If you have multiple proofs that you want to submit at once, ZKWASM can batch these proofs together. This allows you to submit multiple proofs without increasing the size of the final data being sent to the blockchain. The overall size of the proofs remains the same, regardless of how many computations you are proving.

The importance of Setup

One final key point about ZKWASM: when you are setting up a program, ZKWASM generates a kzg commitment to the image that will be executed. This ensures that when the program is running, it’s verified as the exact program that was committed during the setup phase. This commitment prevents anyone from tampering with the program or running a different program in its place.

Rust program into a browser environment

Let’s build a more complex example by embedding a WebAssembly (WASM) program into a browser environment.

In this example, we’ll use Rust to write a program, compile it to WebAssembly, and then integrate it into the browser. To start, we’ll use a simple Rust project.
We’ll use this repo: https://github.com/ZhenXunGe/zkWasm-rust-template

There’s a tool called wasm-bindgen, which allows you to compile Rust code into WebAssembly bytecode. When you’re writing src/lib.rs, you can turn zkmain into an entry function by adding#[wasm_bindgen] before zkmain function.

use wasm_bindgen::prelude::*;
use zkwasm_rust_sdk::{
    wasm_input,
    require,
};

#[wasm_bindgen]
pub fn zkmain() {
    let data = vec![0x83, b'c', b'a', b't'];
    let _animal: String = rlp::decode(&data).unwrap();
    // assert_eq!(animal, "cat".to_owned());
    //
}

In our previous demos, you may have noticed that every program starts from a function named zkmain. Similarly, in your Rust code, you must specify the entry point that exposes your program to the WebAssembly runtime.

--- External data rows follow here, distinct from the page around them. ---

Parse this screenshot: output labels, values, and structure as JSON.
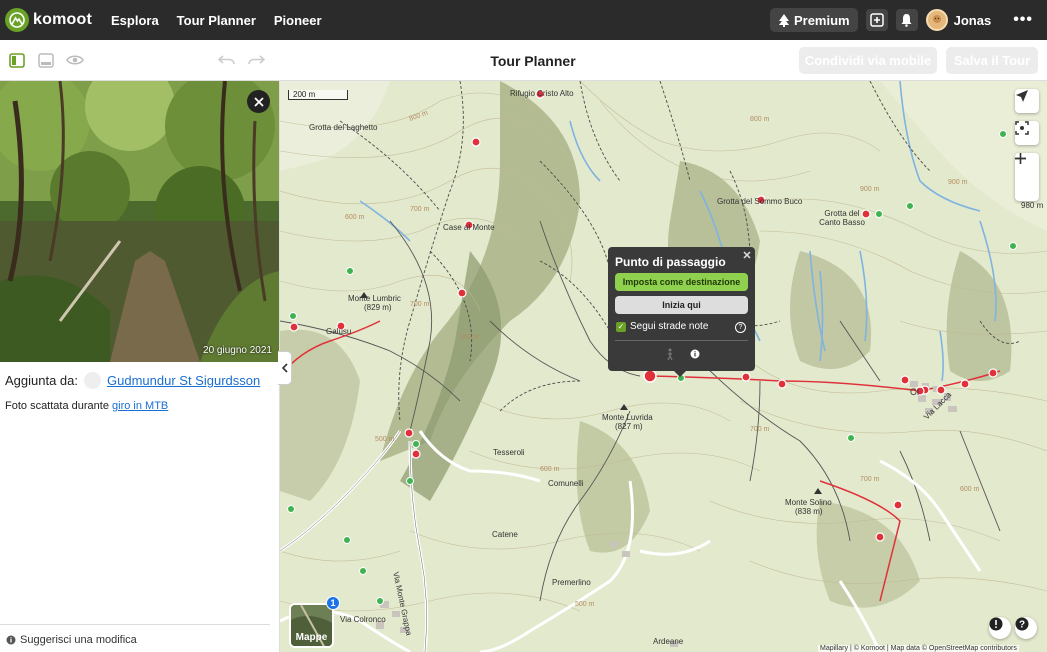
{
  "app": {
    "logo_text": "komoot",
    "nav": [
      "Esplora",
      "Tour Planner",
      "Pioneer"
    ],
    "premium_label": "Premium",
    "user_name": "Jonas",
    "more_label": "•••"
  },
  "toolbar": {
    "title": "Tour Planner",
    "share_mobile_label": "Condividi via mobile",
    "save_tour_label": "Salva il Tour"
  },
  "sidebar": {
    "photo_date": "20 giugno 2021",
    "added_by_label": "Aggiunta da:",
    "added_by_user": "Gudmundur St Sigurdsson",
    "caption_prefix": "Foto scattata durante",
    "caption_link": "giro in MTB",
    "suggest_edit": "Suggerisci una modifica"
  },
  "map": {
    "scale_label": "200 m",
    "labels": {
      "rifugio": "Rifugio Cristo Alto",
      "grotta_laghetto": "Grotta del Laghetto",
      "case_monte": "Case al Monte",
      "grotta_buco": "Grotta del Sommo Buco",
      "grotta_canto": "Grotta del Canto Basso",
      "monte_lumbric": "Monte Lumbric",
      "monte_lumbric_alt": "(829 m)",
      "galusu": "Galusu",
      "monte_luvrida": "Monte Luvrida",
      "monte_luvrida_alt": "(827 m)",
      "tesseroli": "Tesseroli",
      "comunelli": "Comunelli",
      "catene": "Catene",
      "premerlino": "Premerlino",
      "ardeane": "Ardeane",
      "monte_solino": "Monte Solino",
      "monte_solino_alt": "(838 m)",
      "via_monte_grappa": "Via Monte Grappa",
      "via_lacca": "Via Lacca",
      "via_colronco": "Via Colronco",
      "elev_980": "980 m",
      "olt": "Ol"
    },
    "attribution": "Mapillary | © Komoot | Map data © OpenStreetMap contributors",
    "layers_label": "Mappe",
    "layers_badge": "1"
  },
  "popup": {
    "title": "Punto di passaggio",
    "set_destination": "Imposta come destinazione",
    "start_here": "Inizia qui",
    "follow_roads": "Segui strade note"
  },
  "colors": {
    "brand_green": "#6aa127",
    "nav_bg": "#2b2b2b",
    "link_blue": "#1a6fd1",
    "poi_red": "#e0313b",
    "popup_bg": "#3a3a3a"
  }
}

Once your Rust program is ready, you can compile it using wasm-pack build –release, which generates WebAssembly program, and it’s called “zkwasm_rlp_bg.wasm” in our example. And you can check this program with command wasm2wat. This bytecode can then be executed inside the ZKWASM virtual machine.

You can run this program directly on your local machine and the process remains the same: we use four basic API calls to set up the environment, generate a proof, verify the proof, and interact with the blockchain.

You can batch proofs or one proof with our batching tool from https://github.com/DelphinusLab/continuation-batcher

1. Add new host circuits: https://github.com/DelphinusLab/zkWasm-host-circuits
2. Customize your proof batching scripts: https://github.com/DelphinusLab/halo2aggregator-s
3. Continuation support: https://github.com/DelphinusLab/continuation-batcher

A stateful program

Moving on to the next example: creating a stateful program. So far, we’ve worked with stateless programs that don’t access a database or modify any state. However, to build more complex applications, such as a game or a decentralized app (dApp), you need to handle state, signatures, and other dynamic elements.

For this example, we’ll create a more advanced program that can sign data, verify signatures, and interact with ZKWASM. Specifically, the program will use cryptographic signatures and produce proofs that can be verified on-chain. Each time a user submits a proof to the blockchain, it must reference the previous proof, allowing for incremental validation.

And the following picture demonstrates the code:

We have a zkmain, load hasher, and load the merkle tree and then change it. After this, add some merkle tree leaves and then verify signatures. (Full code can be accessed at https://github.com/ZhenXunGe/zkWasm-rust-template/tree/main/settlement)

Once the program is compiled, you can run it locally or in the cloud and generate the proof.

By the end of this example, you’ll have a stateful application capable of generating zk-SNARK proofs, validating signatures, and interacting with the blockchain for settlement.